The former England football captain and his manager Fuller are, according to Diageo, playing a fundamental role in developing the brand, its strategy and positioning alongside the drinks company.
Beckham will also lead the promotion of a responsible drinking programme for Haig Club, although his association with the spirit has drawn condemnation from the alcohol-abuse lobby.
Over the years, Beckham has dipped - even fully submerged - his toe into many ventures, with mixed success. He isn’t really renowned as a whisky man, and while one of his more successful forays has been into the world of underwear, Diageo will be hoping his latest association is about as far as possible removed from the notion of pants.
Former Topshop CMO Justin Cooke launched a social network in May that enables people to share images accompanied by snippets of songs from iTunes.
Called Tunepics, it went live with brands including Asos and Hunter, and celebrities including Jamie Oliver, Sir Paul Smith and Will.i.am, signed up for accounts.
Users can search from more than 35 million songs on iTunes and add them to their photos.
They are also able to express how they feel about each "Tunepic" using the "emotion wheel" to select a colour and mood, as well as add photo filters including weather effects.
Cooke said Tunepics was an app for "the Snapchat generation" who enjoy "disruptive, impulsive, emotional behaviour".
The venture has certainly attracted much media coverage, while a Virgin Atlantic-sponsored interview with Cooke last month saw the founder wax lyrical about the "insanity".
Let’s hope for his sake that the idea’s not too crazy to catch on.
4. Dairy Milk Ritz
Savoury brand Ritz is most well known to UK consumers for its cheese-flavoured biscuits, so the decision of owner Mondelez to enter chocolate into the equation has raised no end of eyebrows, not least for being completely crackers.
In January, the group announced the roll-out of bars combining Cadburys Dairy Milk with Ritz biscuits.
The bars comprise pieces of Dairy Milk sandwiched between rectangular biscuits.

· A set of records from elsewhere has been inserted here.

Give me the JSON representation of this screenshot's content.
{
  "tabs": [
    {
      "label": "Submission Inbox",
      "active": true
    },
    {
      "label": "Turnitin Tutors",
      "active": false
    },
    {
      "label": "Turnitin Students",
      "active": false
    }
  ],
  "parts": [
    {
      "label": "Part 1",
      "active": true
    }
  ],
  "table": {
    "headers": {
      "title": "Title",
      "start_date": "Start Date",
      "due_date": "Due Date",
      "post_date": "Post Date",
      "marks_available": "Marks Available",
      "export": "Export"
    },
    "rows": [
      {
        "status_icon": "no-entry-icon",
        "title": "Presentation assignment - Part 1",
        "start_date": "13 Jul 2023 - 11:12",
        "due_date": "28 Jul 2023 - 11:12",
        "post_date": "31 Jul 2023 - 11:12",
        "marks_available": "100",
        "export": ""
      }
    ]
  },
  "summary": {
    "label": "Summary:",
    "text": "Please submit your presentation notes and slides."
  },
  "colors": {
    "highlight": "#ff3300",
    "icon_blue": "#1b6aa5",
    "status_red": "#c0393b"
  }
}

Evidence supporting its success or otherwise has yet to be seen, but Mondelez backed the launch in February with a £7.5m advertising campaign, so it clearly has faith in the product.
Will the association that Ritz has with cheese prove a barrier to the take-up of Dairy Milk Ritz?
To some the idea would be akin to Walkers moving into biscuits – an NPD concept once mooted, but which consumer reseach deemed too weird.
5. Coca-Cola Life
Although not yet on shelves in the UK, in June Coca-Cola announced it is to launch Coca-Cola Life, the first new cola drink it has rolled out into the market in eight years.
The new Life brand is a lower-calorie cola sweetened with a blend of sugar and Stevia, offering a third less sugar and a third fewer calories than red Coke.
Coke has been trialling the new Life brand in Argentina and Chile for the past year, and its introduction to the UK marks the first new Coke variant in the market since the launch of Coke Zero eight years ago.
From September, consumers will be able to buy the green-labelled product, of which a 330ml can contains 89 calories.
If it fails, expect any number of headlines proclaiming the "death of Life", etc.